Suddenly, the glass skylight shattered. Starry light bled into the archive room as a hollow crack echoed through it like a three-story cavern. Three figures dropped through the falling debris. They shot towards the floor of the first story like falling anvils, slowing down only inches before landing. Right in front of Anma and Pisha.

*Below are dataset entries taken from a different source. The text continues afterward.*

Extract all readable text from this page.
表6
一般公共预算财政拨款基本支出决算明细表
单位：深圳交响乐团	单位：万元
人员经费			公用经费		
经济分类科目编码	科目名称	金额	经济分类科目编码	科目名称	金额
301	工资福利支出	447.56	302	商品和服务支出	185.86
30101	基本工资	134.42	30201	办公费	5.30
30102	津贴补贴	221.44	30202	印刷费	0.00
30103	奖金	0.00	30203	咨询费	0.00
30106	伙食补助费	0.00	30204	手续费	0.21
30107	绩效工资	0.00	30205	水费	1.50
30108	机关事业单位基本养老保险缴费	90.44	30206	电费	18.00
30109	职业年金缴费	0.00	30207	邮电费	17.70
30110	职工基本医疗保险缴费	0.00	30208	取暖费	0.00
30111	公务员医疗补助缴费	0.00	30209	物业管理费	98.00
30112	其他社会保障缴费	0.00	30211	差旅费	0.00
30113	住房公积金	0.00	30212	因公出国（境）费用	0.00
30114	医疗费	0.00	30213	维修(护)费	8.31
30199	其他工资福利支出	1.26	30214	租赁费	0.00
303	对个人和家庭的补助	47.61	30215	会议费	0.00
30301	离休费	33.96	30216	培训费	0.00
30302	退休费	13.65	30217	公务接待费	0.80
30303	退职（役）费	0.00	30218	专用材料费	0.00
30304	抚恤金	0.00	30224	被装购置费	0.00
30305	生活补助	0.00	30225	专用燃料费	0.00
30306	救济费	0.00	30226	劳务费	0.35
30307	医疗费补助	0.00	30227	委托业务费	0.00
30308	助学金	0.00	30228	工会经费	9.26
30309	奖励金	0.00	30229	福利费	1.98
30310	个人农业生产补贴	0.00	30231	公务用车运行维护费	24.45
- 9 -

Anma’s pistol flared. It lit up the man closest to them in an orange blaze. But he was already ducking as the bullet reached him, moving like he’d seen it coming. By the time the final fragment of the ceiling tumbled to the ground, one of them had reached Pisha.
It was a face she could never forget. Not after Koto. Moroya.
Their hand landed on her shoulder. “Visible.”
Instantly, night seemed to overtake the room as the entire space dimmed. Moroya vanished and was replaced by a human-shaped, black void of light. Their silhouette swirled and distorted in front of her. It was like she was looking right through them.
They’re—Why’re they?—
Bats landed on the first floor and joined them as Anma fired again. From behind her glasses, her eyes darted across the room. The remaining two intruders’ weapons disappeared, glass shards warping into existence in their place. Bats didn’t miss a beat before bounding towards the strangers.
Moroya slid a cold arm around Pisha’s neck. “That’s enough. We wouldn’t want any harm befalling our Pisha, would we?”
* * *
Intercity Excursion Force, Case File #13
Subject: Muzzles.
Description:
Research into Othered suppression had been ongoing since the Takae Institute’s inception, although the first mass-produced muzzle was not designed until the early 2010’s. This initial iteration was utilised primarily within Special Advancement Centers.
In 2015, the Association for Othered Advancement unveiled the second-generation of muzzles, facilitating the reintegration of Othered into Japanese society. By 2025, the integration of Large Learning Models (LLMs) allowed these devices to actively inhibit the neurological processes enabling Othered abilities.